Blackstone, though, is not a corporation. As a public company, it will be run by a legal entity known as the general partner, which is owned by Schwarzman, Peterson and 55 other senior managing directors. Could shareholders successfully sue those owners if their ethics went on tilt? Ribstein says it would be a dicey bet under the law in Delaware whether unitholders could ``pierce the veil to get to the individual owners.''

``They're trying to give themselves maximum flexibility, which is the history of the hedge-fund industry,'' says Barbara Lucas, partner at Capital Markets Risk Advisors, a New York consulting firm that specializes in hedge funds and risk management.

Fortress Offering

By comparison, Fortress Investment Group, the New York- based hedge fund that went public in a $634 million offering in February, voluntarily complied with NYSE standards that include a board with a majority of independent members. It will also have a conflict committee made up entirely of independent directors. Blackstone allows for a conflict of interest ``committee'' of as few as one person, which the general partner needn't consult in the case of a conflict.

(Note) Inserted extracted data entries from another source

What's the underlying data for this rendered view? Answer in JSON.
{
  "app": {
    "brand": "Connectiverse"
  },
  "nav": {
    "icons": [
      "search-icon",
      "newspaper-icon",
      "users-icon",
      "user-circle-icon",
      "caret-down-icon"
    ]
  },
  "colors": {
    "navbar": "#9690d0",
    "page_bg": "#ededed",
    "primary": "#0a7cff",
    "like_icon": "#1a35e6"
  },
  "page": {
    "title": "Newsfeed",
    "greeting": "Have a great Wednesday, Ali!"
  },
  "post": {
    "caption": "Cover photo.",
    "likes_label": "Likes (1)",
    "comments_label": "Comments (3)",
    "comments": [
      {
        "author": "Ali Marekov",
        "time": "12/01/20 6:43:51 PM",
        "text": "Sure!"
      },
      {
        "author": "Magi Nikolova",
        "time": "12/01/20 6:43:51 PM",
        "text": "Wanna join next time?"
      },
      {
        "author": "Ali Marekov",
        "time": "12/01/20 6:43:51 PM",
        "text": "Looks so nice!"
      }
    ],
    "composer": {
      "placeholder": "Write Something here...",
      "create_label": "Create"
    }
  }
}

Fortress, though, whose shares have soared from the offering price of $18.50 on Feb. 9 to $30.24 yesterday, also has elected to enjoy some of the goodies that come with being a Delaware limited partnership. Directors and officers will be indemnified ``to the fullest extent allowed under law,'' which gives them more protection from investors' suits than they would be allowed in a corporation, where they would be on the hook for naughty acts such as intentional misconduct.

Ganging Up

Shareholders who might be inclined to get feisty and gang up against management had better keep this in mind: like many companies in which the selling shareholders retain a big stake, Fortress principals control 76.7 percent of the shares. That means if they decide to vote as a bloc, they will exercise control ``over all matters requiring approval of shareholders,'' according to the 10-K filed with the SEC on April 17.

Blackstone and Fortress officials declined to comment.

Fortress may be different from a humdrum corporation in some ways. In others it sounds like a routine operator. The brother- in-law of Peter L. Briger, a Fortress president who is responsible for the hybrid hedge-fund business, worked at the firm for part of last year. And John Novogratz, brother of another Fortress president, Michael Novogratz, is managing director of investor relations for Fortress. It's good to be the king's relative, too.

(Susan Antilla is a Bloomberg News columnist. The opinions expressed are her own.)